A pediatric nurse has compassion for children and in many instances needs a great deal of patience for the most uncooperative of patients. On a daily basis, pediatric nurses will see and treat for infections of all kinds, development issues, minor issues and major issues. A pediatric nurse needs to be able to treat the smallest of scrapes to the worst of injuries all while holding their composure and maintaining an incredible amount of compassion and trust.
There are many types of pediatric nursing options available.
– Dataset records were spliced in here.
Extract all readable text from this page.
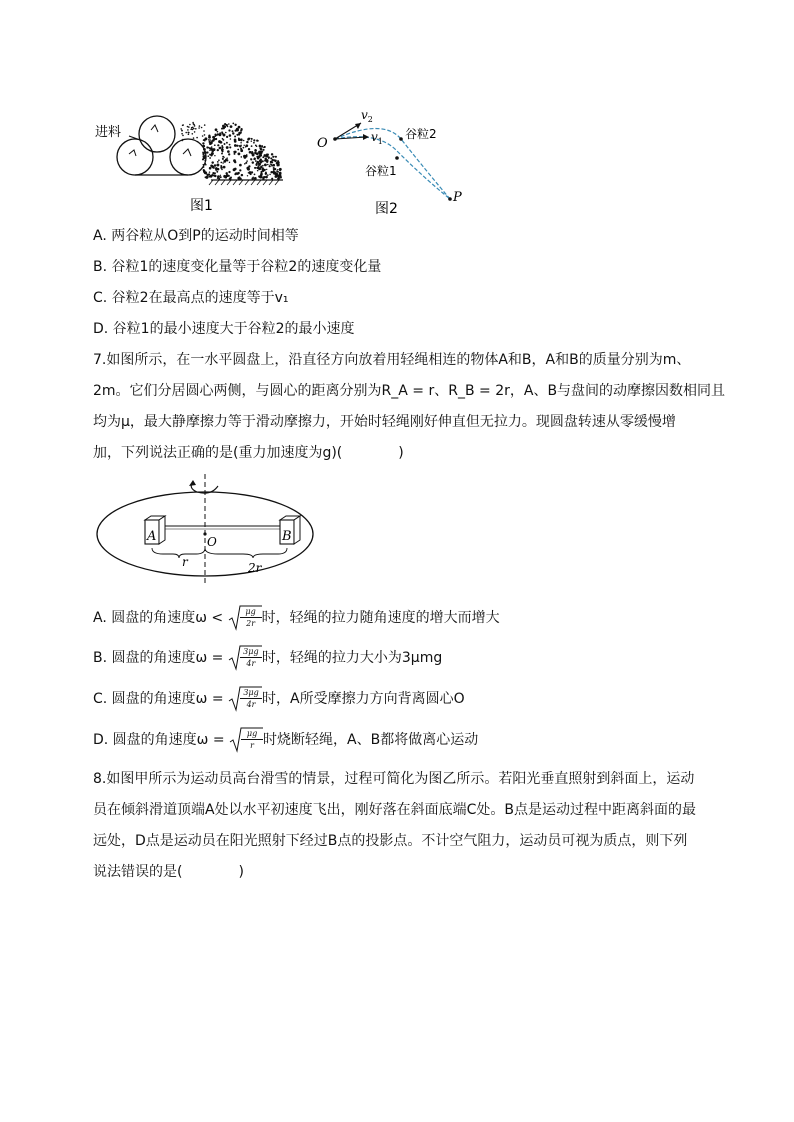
进料
图1
O
$v_2$
$v_1$
谷粒2
谷粒1
P
图2
A. 两谷粒从O到P的运动时间相等
B. 谷粒1的速度变化量等于谷粒2的速度变化量
C. 谷粒2在最高点的速度等于v₁
D. 谷粒1的最小速度大于谷粒2的最小速度
7.如图所示，在一水平圆盘上，沿直径方向放着用轻绳相连的物体A和B，A和B的质量分别为m、
2m。它们分居圆心两侧，与圆心的距离分别为R_A = r、R_B = 2r，A、B与盘间的动摩擦因数相同且
均为μ，最大静摩擦力等于滑动摩擦力，开始时轻绳刚好伸直但无拉力。现圆盘转速从零缓慢增
加，下列说法正确的是(重力加速度为g)(　　　　)
A	B
O
r	2r
A. 圆盘的角速度$\omega < \frac{\mu g}{2r}$ 时，轻绳的拉力随角速度的增大而增大
B. 圆盘的角速度$\omega = \frac{3\mu g}{4r}$ 时，轻绳的拉力大小为3μmg
C. 圆盘的角速度$\omega = \frac{3\mu g}{4r}$ 时，A所受摩擦力方向背离圆心O
D. 圆盘的角速度$\omega = \frac{\mu g}{r}$ 时烧断轻绳，A、B都将做离心运动
8.如图甲所示为运动员高台滑雪的情景，过程可简化为图乙所示。若阳光垂直照射到斜面上，运动
员在倾斜滑道顶端A处以水平初速度飞出，刚好落在斜面底端C处。B点是运动过程中距离斜面的最
远处，D点是运动员在阳光照射下经过B点的投影点。不计空气阻力，运动员可视为质点，则下列
说法错误的是(　　　　)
A pediatric nursing degree will prepare a nurse to further their roles as a staff nurse, nurse manager, case managers, advanced practitioner and many other respectable roles that are required by the healthcare field. Some pediatric nurses choose to help their patients outside of a clinical or hospital setting by working in the school systems, working as camp nurses and many pediatric nurses even travel from house to house treating their patients in a less traditional route. There are many viable possibilities open to pediatric nurses who have obtained the education and experience required for each type of position.
Now is a great time to become a pediatric nurse. The healthcare industry has reported a lack of nurses in many states; with healthcare becoming more readily available it will be a career that will last. A pediatric nursing career will touch the lives of children and their families and may possibly save the life a child.